- Born: 28 August 1923 Madrid, Spain
- Died: 6 December 2004 (aged 81) New York City, New York, United States

= Fernando Rielo =

Spanish and American writer

Fernando Rielo Pardal (28 August 1923 – 6 December 2004) was a Catholic mystical poet, philosopher, author, metaphysician, and founder of a Catholic religious institute. Rielo founded a school of metaphysical thought known as the genetic metaphysics of Fernando Rielo and a foundation called the Fernando Rielo Foundation. The foundation awards the Fernando Rielo World Prize for Mystical Poetry annually.

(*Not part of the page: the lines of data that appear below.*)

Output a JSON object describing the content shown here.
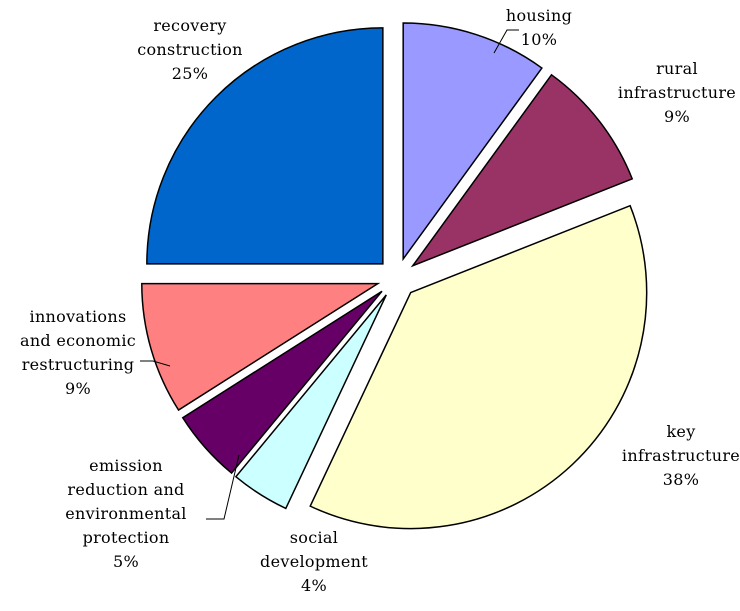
{
  "chart_data": {
    "type": "pie",
    "title": "",
    "start_angle_deg": 0,
    "direction": "clockwise",
    "slices": [
      {
        "label": "housing",
        "value": 10,
        "percent_label": "10%",
        "color": "#9999ff"
      },
      {
        "label": "rural infrastructure",
        "value": 9,
        "percent_label": "9%",
        "color": "#993366"
      },
      {
        "label": "key infrastructure",
        "value": 38,
        "percent_label": "38%",
        "color": "#ffffcc"
      },
      {
        "label": "social development",
        "value": 4,
        "percent_label": "4%",
        "color": "#ccffff"
      },
      {
        "label": "emission reduction and environmental protection",
        "value": 5,
        "percent_label": "5%",
        "color": "#660066"
      },
      {
        "label": "innovations and economic restructuring",
        "value": 9,
        "percent_label": "9%",
        "color": "#ff8080"
      },
      {
        "label": "recovery construction",
        "value": 25,
        "percent_label": "25%",
        "color": "#0066cc"
      }
    ]
  },
  "labels": [
    {
      "lines": [
        "housing",
        "10%"
      ]
    },
    {
      "lines": [
        "rural",
        "infrastructure",
        "9%"
      ]
    },
    {
      "lines": [
        "key",
        "infrastructure",
        "38%"
      ]
    },
    {
      "lines": [
        "social",
        "development",
        "4%"
      ]
    },
    {
      "lines": [
        "emission",
        "reduction and",
        "environmental",
        "protection",
        "5%"
      ]
    },
    {
      "lines": [
        "innovations",
        "and economic",
        "restructuring",
        "9%"
      ]
    },
    {
      "lines": [
        "recovery",
        "construction",
        "25%"
      ]
    }
  ]
}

The religious congregation founded by Rielo is called the Idente Missionaries of Christ the Redeemer. The Idente Missionaries were founded in 1959 on the island of Tenerife, Spain. Rielo is an author of many books and works, mostly Spanish, and is translated into other languages, including English.

== Early years ==
Fernando Rielo was born on 28 August 1923 in Madrid to Enrique Rielo and his wife, Pilar Pardal. He was keenly interested in drawing during his childhood years. When he was an adolescent, the Spanish Civil War broke out. Rielo once stood before a firing squad during the war, on the day of his First Holy Communion. The leader of the squad asked him to renounce his faith, but Rielo refused. However, the leader finally decided not to order his men to shoot Rielo. Rielo reportedly had a religious experience on August 28, 1939, at the age of sixteen Rielo, while participating in a youth camp in the Sierra de Guadarrama.

== Youth ==
After the war, he finished his studies at the Royal Institute of St. Isidore in Madrid.
Rielo was interested in reading philosophical works, including Immanuel Kant's Critique of Pure Reason. He developed a keen interest in art, reading the Argentine cultural journal, Billiken. His father encouraged him to read several oriental classics too. During these years, he studied for the Spanish Civil Service examination and performed well in it, securing a high grade. He then found employment as an administrator and went to Granada for work.

== Motus Christi ==
Rielo wanted to study further and wanted to apply to the Central University of Madrid (now the University of Madrid). He intended to study philosophy and Letters and become a professor at the university. However, he went to a church and met a Redemptorist priest.

At the age of twenty, he entered the Congregation of the Most Holy Redeemer at the seminary of Nava del Rey, where he completed his philosophical and theological studies. During his priestly studies, he liked to encourage his fellow students in preparation for their future missions. He began a movement called Motus Christi (the Movement of Christ) to revive their spiritual life. It was characterized by a spirituality marked by "filial consciousness" in relation to God the Father.

== Profession ==
When he completed his religious studies, several coinciding events occurred due to which he could not receive priestly ordination. Rielo shared his work on the Christus movement with the General Superior, a Belgian who was pleased with the movement. However, the General would not remain alive for long and succumbed to cancer of the pancreas. Rielo made his public profession during this period.

Rielo then consulted a highly respected professor about his situation. He told Rielo, after three days of prayer, to leave the congregation. Rielo left the Congregation in 1957.

== Tenerife ==
After leaving the Redemptorists, Rielo took a civil service position at Tenerife, in the Canary Islands. After two years and much pain and hard work, Rielo founded the Idente Missionaries. On 29 June 1959, the official statutes were presented to Domingo Pérez Cáceres, the diocese bishop.

==Later years==
In 1982 he established The Fernando Rielo Foundation, an international cultural entity for the promotion of culture and the arts. The foundation awards the Fernando Rielo World Prize for Mystical Poetry.

Rielo moved to New York City in 1988 for medical treatment.

He was a corresponding member of the North American Academy of the Spanish Language. In 1996 the University of the Philippines created the Fernando Rielo Chair of Spanish Literature and Thought, to promote Hispanic culture. The Fernando Rielo Chair was created at the Pontifical University of Salamanca in 2013.